Small Grain Forage Variety Testing, 2007.

Crop and Soil Environmental News, August 2007

Dave Starner, Superintendent Northern Piedmont AREC, Steve Gulick, Research Specialist, Northern Piedmont AREC, Alvin Hood, Technician, Northern Piedmont AREC,  Wade Thomason, Extension Grains Specialist.

A forage production trial of commercial barley, oat, rye, triticale, and wheat cultivars has been conducted yearly from 1994-2007 at the Northern Piedmont AREC, Orange.  Long-term results were published in 2004 and are available on the web at

This report presents the results and precipitation from this trial in the 2006-07 growing season.

Management and Weather

Preplant fertilizer of 23-60-30-30S was applied on October 12, 2006.  Plots were planted on Oct. 23, 2006 and were seven, seven inch rows wide by 16 feet long, trimmed to 12 feet for harvest.  Plots emerged on November 7.  Tillers were counted and ground cover was estimated on March 6, 2007 Nitrogen as UAN as a rate of 60 lb of N per acre was applied on March 9, 2007.  The plots were harvested for forage yield at the boot (GS 45) and soft dough (GS 85) stages for barley, oats, triticale, and wheat and at the boot and flowering stages for rye.  The entire length of the plots (12 feet) was harvested with a 12-inch Jari sickle-bar mower and weighed with an electronic hanging scale.  

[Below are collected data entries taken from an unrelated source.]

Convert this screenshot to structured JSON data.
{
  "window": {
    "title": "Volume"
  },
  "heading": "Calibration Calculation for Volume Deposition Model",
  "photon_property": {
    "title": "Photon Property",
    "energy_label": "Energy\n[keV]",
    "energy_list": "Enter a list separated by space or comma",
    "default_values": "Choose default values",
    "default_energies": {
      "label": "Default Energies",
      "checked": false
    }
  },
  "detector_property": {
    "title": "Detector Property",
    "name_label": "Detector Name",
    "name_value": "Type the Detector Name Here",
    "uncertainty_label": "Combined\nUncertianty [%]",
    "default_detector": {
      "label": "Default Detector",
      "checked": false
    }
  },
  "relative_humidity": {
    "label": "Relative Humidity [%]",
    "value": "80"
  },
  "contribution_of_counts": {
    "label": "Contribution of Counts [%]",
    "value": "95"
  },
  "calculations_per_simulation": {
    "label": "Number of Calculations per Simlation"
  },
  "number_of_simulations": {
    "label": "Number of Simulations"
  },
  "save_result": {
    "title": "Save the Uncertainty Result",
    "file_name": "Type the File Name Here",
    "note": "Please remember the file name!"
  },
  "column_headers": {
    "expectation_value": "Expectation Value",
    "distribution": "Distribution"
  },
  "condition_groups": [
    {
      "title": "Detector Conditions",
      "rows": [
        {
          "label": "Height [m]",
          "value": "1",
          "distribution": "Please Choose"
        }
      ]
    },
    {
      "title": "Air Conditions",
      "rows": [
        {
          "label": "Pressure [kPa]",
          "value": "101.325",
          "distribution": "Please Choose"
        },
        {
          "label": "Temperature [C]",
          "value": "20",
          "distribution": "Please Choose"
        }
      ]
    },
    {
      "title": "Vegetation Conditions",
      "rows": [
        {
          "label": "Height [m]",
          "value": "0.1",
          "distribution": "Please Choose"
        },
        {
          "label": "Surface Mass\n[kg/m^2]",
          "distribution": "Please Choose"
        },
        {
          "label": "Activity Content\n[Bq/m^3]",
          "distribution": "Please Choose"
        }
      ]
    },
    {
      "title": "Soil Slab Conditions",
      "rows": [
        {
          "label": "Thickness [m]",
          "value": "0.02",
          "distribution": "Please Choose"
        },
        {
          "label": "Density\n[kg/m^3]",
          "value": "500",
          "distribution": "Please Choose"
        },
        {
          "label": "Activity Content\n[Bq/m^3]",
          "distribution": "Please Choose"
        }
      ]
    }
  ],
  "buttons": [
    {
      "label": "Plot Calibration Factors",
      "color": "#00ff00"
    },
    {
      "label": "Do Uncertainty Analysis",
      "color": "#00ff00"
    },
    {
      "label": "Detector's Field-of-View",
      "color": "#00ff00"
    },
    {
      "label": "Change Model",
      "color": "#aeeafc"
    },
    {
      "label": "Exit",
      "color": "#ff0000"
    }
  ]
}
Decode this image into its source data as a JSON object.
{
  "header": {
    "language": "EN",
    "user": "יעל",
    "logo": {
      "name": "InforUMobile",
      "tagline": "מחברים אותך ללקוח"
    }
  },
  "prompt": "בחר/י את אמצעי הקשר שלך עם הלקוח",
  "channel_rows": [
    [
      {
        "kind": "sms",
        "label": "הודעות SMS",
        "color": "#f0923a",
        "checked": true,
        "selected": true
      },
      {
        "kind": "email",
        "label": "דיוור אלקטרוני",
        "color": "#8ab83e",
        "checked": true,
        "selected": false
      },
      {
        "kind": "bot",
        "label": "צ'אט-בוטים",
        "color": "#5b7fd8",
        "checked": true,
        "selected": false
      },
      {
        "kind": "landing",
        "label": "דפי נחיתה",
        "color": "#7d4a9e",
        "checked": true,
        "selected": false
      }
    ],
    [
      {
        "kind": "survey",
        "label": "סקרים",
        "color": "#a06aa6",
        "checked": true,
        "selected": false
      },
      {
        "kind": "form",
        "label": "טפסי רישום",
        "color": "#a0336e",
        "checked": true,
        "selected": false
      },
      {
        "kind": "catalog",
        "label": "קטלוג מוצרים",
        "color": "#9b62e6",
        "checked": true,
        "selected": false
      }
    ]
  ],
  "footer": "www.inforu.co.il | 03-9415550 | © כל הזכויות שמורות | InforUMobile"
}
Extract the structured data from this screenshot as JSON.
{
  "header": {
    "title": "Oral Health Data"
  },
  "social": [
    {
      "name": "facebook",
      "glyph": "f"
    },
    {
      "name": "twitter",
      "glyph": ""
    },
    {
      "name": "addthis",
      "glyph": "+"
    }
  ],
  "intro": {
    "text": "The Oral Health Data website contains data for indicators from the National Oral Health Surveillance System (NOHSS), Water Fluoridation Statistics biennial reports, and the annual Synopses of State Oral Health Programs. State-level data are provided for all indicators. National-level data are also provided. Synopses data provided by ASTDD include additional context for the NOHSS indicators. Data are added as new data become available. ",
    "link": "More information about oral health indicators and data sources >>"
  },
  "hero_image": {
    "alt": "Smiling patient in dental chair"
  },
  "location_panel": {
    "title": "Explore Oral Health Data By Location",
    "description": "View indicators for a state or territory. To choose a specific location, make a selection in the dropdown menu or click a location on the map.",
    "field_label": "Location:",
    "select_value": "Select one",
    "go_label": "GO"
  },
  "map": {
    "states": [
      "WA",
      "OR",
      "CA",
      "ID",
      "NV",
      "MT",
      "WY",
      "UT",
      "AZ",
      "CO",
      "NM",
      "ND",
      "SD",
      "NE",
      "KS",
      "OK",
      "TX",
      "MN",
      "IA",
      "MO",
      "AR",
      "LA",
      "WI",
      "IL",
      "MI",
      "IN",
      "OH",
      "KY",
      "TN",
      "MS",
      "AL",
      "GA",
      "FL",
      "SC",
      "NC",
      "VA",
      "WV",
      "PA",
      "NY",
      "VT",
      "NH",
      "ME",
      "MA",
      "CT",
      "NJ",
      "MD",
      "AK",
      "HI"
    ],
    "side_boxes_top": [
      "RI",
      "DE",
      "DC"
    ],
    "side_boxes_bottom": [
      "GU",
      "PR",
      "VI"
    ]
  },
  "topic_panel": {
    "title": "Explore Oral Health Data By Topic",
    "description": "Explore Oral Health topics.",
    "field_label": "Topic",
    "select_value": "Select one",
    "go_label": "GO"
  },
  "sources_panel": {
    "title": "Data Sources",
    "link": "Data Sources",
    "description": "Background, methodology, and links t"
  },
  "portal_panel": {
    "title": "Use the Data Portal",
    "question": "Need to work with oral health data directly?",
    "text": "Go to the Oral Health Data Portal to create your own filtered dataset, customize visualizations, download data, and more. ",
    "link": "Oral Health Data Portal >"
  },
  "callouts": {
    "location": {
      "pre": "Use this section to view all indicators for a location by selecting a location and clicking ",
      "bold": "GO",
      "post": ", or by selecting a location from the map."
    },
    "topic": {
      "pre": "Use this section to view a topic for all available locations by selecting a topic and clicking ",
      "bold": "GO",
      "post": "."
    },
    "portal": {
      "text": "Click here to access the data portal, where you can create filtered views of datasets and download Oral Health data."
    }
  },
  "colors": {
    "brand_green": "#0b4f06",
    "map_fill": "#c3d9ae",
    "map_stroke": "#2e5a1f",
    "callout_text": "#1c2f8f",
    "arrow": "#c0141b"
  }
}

Precipitation for the growing season, compared to the 62 year average, is listed below.


2006-07 Season

62-yr average






























Rain and unseasonable warm temperatures in early winter favored small grain development and tillering.  Average temperatures in January were more than seven degrees above the long term average for that time of year and resulted in a boost in small grain growth.  Late winter brought unseasonable cool temperatures and dry weather with February and March rainfall at 80 percent of normal at the site.  The “Easter Freeze” resulted in some damage especially to early heading cultivars.  This resulted in a number of secondary tillers being formed in many plots, which may partially explain the relatively high crude protein values for the soft dough harvest.


Results are reported for 35 percent dry matter (DM), DM yield, and nutritive value for oats, wheat, barley, rye, and triticale crops. 

Experimental plots vary in yield and other measurements due to their location in the field and other factors which cannot be controlled. The statistics given in the tables are intended to help the reader make valid comparisons between cultivars. The magnitude of differences which may have been due to experimental error has been computed for the data and listed at the bottom of columns as the LSD (.05) (least significant difference with 95 percent confidence). Differences must be greater that the LSD to be believed to truly exist.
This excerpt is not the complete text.